Saturday 26th November 2016

  • Attempting to Mitigate Internet Surveillance

    by glynwintle

    What are the different threats
    What users can do
    What developers should do
    How to fight back

    At 11:00am to 11:55am, Saturday 26th November

    In Side Stage, St. John's Hoxton

  • Bad Computer: When AI Goes Evil And It's Our Fault

    by Imran Ghory

    How to think practically about ethics when applying Machine Learning techniques.

    Machine Learning is becoming prevalent in every aspect of our lives from online dating & personal finance to medical devices & self-driving cars. As time goes on we're ceding ever more of our decision making to black-box algorithms. But without careful consideration we can end up letting these algorithms make decisions that humans would never consider acceptable.

    It's falls to us as developers, data scientists and product managers to make sure we consider the ethical implications when we adopt machine learning techniques; as failing to do so could have meaningful negative real world consequences for our users.

    This talk will cover a number of practical examples as well as techniques for spotting where these challenges might occur in your own work.

    At 12:00pm to 12:55pm, Saturday 26th November

    In Side Stage, St.

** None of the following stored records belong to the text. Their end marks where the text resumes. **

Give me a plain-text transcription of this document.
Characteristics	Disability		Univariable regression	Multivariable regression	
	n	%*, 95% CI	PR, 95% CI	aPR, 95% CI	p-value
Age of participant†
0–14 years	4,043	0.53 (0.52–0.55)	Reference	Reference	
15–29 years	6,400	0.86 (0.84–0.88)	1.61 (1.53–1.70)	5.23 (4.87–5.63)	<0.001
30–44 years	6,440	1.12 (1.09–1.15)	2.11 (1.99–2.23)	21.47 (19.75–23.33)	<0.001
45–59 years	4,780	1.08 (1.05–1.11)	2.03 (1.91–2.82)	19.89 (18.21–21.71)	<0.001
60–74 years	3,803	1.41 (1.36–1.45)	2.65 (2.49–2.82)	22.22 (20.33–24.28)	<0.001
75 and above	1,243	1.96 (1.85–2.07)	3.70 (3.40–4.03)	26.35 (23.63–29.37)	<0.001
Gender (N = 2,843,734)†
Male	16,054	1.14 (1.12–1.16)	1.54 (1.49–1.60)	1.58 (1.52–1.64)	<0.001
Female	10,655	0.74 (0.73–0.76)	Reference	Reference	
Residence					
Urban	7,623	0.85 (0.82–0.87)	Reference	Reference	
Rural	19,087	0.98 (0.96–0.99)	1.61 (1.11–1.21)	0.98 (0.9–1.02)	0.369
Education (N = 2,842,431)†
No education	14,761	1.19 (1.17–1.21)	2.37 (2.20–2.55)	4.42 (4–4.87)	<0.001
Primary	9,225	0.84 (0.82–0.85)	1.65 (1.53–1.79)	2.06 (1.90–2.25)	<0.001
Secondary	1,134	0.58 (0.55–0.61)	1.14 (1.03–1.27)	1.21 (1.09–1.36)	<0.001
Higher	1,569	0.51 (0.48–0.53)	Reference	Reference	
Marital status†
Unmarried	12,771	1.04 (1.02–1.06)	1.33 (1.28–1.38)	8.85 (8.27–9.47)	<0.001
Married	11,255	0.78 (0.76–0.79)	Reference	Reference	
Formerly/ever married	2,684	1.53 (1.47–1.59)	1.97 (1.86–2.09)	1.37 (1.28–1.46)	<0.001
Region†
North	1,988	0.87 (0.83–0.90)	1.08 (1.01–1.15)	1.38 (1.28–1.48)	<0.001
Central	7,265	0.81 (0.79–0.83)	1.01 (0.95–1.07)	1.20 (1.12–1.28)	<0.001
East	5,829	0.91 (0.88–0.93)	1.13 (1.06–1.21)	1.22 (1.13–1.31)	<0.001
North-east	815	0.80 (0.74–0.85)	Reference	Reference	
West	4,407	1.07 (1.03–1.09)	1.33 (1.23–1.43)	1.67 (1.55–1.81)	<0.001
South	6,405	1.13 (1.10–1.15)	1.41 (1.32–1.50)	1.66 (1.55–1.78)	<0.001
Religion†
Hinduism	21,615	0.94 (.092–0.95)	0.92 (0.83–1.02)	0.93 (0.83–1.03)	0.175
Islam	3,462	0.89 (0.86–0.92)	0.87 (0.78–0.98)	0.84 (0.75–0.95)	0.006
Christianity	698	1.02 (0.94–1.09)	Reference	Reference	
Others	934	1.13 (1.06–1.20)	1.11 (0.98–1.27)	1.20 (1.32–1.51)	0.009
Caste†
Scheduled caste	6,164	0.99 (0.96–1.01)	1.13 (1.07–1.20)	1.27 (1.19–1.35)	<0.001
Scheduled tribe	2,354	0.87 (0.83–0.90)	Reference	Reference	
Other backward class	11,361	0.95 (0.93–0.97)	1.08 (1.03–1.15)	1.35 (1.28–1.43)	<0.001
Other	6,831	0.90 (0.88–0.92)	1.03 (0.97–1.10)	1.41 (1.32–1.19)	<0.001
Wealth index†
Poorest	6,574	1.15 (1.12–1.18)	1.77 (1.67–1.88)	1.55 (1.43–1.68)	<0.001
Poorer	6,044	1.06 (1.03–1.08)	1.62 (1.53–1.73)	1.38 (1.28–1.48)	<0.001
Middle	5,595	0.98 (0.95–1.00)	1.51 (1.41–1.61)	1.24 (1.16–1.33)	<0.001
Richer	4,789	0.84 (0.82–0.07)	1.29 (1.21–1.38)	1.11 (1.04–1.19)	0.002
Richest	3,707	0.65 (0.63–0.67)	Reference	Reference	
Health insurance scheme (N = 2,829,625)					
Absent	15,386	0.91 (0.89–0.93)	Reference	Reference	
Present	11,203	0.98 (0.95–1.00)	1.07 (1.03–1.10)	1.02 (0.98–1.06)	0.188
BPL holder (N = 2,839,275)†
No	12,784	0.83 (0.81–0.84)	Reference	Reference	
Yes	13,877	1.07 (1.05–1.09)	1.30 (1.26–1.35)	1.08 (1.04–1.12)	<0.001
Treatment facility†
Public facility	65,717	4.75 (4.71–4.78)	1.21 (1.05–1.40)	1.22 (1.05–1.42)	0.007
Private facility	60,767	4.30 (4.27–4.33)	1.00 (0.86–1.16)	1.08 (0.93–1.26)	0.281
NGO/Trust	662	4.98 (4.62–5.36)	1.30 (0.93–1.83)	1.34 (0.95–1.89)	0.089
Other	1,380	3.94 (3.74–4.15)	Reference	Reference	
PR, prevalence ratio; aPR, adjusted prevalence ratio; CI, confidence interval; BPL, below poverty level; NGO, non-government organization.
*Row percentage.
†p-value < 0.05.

John's Hoxton

  • Employee Evangelism: Make your team badass

    by Melinda Seckington

    Hiring good people can be hard. Keeping good people can be hard. It’s made easier though if you can set your company apart as a place that people want to work at. But how do you make the community aware that that’s the case?

    Developer evangelists typically evangelise products to developers, but what if the thing you’re trying to sell is the team itself? How can you get your entire team sharing with the community what you’ve built and how you work?

    This talk will examine why you should evangelise your team and give concrete examples of how to encourage your team to do so.